The Labour Code on Industrial Relations will allow firms employing up to 300 people — against 100 now — to retrench/lay off workers and/or shut shop without government approval.  Due to stringent labour laws, textile and apparel factories in India on average employ 40-60 people in a unit compared with 2,000 in Bangladesh and thereby losing the market space to the neighbouring country.

“PLI schemes are likely to help the country in achieving the goal of manufacturing, employment, investment and localisation. A single portal for PLI schemes with standard processes across various schemes is likely to help the industry and the government to monitor the effectiveness of these schemes,” Saurabh Agarwal, Tax Partner, EY India, said.

A majority of the companies had opted for a “wait and watch” approach during the first half (H1) of this fiscal on low capacity-utilisation and largely uncertain business environment.

The average capacity utilisation in manufacturing is over 70% and reflects a sustained economic activity in the sector, while the growth momentum is likely to sustain for another 6-9 months, according to a Ficci report.

India Ratings chief economist DK Pant said demand stability is a pre-condition for investment revival. “While the PFCE has breached the pre-Covid level, sustained growth of it and exports growth will have larger bearing on investment demand,” Pant said.

The upswing in public sector capex led by the Centre in the past few years is likely to be sustained next year as well, albeit at a slower growth rate due to the government’s desire to trim bloated fiscal deficit (from FY23BE of 6.4% to around 5.5-5.8% in FY24). 

A lower deficit would create space for the private sector to borrow more funds from the market.

The Modi Government is clearly in favour of decreasing the revenue expenditure while maintaining the requisite expenditure for subsidies and schemes for the poor, farmers, scheduled castes and tribes, Sandeep Vempati, Economist and Joint Convenor of Telangana BJP, said.

The capital expenditure increased from 12.31% of total expenditure in FY18 to 19% in FY23 while the revenue expenditure decreased from 87.69% to 81% for the above-referenced period, he said.

“The expenditure for Budget for 2023-24 could be  Rs 45 trillion (up 7.3% over likely FY23RE of Rs 41.95 trillion) with revenue expenditure as Rs 35 trillion and capital expenditure as Rs 10 trillion (from Rs 7.5 trillion in FY23). The share of revenue and capital expenditure would be 77.78% to 22.22%,” Vempati said.

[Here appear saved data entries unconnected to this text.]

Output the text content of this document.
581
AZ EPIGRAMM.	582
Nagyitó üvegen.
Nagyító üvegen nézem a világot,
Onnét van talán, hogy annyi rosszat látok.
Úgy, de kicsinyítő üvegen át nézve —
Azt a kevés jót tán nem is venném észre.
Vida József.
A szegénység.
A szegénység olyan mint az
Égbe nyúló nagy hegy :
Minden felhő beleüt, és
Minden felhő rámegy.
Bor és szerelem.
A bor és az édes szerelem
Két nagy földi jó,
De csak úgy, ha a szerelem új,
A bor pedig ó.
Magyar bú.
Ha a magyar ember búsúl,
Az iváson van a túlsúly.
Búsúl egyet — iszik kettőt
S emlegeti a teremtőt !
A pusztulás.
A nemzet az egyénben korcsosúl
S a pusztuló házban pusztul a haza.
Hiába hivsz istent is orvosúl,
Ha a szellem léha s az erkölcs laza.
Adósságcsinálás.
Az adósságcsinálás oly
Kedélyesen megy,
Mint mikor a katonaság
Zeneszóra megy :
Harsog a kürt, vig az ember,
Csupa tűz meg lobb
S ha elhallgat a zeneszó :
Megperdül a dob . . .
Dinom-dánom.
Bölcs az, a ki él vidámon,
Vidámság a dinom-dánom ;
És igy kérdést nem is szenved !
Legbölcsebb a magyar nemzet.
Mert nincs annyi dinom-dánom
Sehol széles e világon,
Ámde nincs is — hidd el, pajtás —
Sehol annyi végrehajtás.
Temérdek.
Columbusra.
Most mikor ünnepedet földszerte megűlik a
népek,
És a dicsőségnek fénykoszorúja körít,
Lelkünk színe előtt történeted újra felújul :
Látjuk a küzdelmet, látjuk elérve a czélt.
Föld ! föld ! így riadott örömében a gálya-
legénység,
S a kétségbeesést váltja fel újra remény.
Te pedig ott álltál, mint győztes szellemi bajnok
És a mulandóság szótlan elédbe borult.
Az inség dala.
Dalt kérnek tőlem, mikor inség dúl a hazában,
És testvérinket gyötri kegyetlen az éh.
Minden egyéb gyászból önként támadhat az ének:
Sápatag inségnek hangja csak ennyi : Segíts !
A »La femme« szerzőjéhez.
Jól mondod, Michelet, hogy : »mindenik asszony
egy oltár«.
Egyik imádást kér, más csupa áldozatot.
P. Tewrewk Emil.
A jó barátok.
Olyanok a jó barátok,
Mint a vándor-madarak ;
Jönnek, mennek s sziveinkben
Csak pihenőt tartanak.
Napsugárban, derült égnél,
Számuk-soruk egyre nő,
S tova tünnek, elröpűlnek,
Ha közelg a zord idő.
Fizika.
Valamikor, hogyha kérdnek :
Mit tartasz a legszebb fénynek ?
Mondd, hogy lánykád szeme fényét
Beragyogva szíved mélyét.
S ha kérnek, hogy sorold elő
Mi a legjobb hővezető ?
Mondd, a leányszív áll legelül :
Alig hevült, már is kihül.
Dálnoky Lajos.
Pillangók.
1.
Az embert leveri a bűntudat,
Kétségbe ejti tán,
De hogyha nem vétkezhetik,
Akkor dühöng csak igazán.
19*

The gross fixed capital formation (investment) to GDP ratio increased to 34.6% in Q2 FY23 from 33.4% in Q2 FY22 owing to a strong capital expenditure push by the central government, state governments, CPSEs and bodies like NHAI and the railways. The public capex (Centre, states and CPSEs) has increased by over 50% in five years through FY23 as the government has been banking all these years to push economic growth in the absence of strong private capex.

Besides, the `6 trillion brownfield asset monetisation under the National Monetisation Pipeline in four years through FY25, a senior official said the Centre should also accelerate the monetisation of land by the defence, railways, salt commissioner, CPSEs and other central government agencies to make available lakhs of acres of land for public and private sector projects.

Similarly, the government should offer more incentives to states to carry out urban sector reforms such as allowing higher FSI (Floor Space Index) limits to revitalize the real estate sector.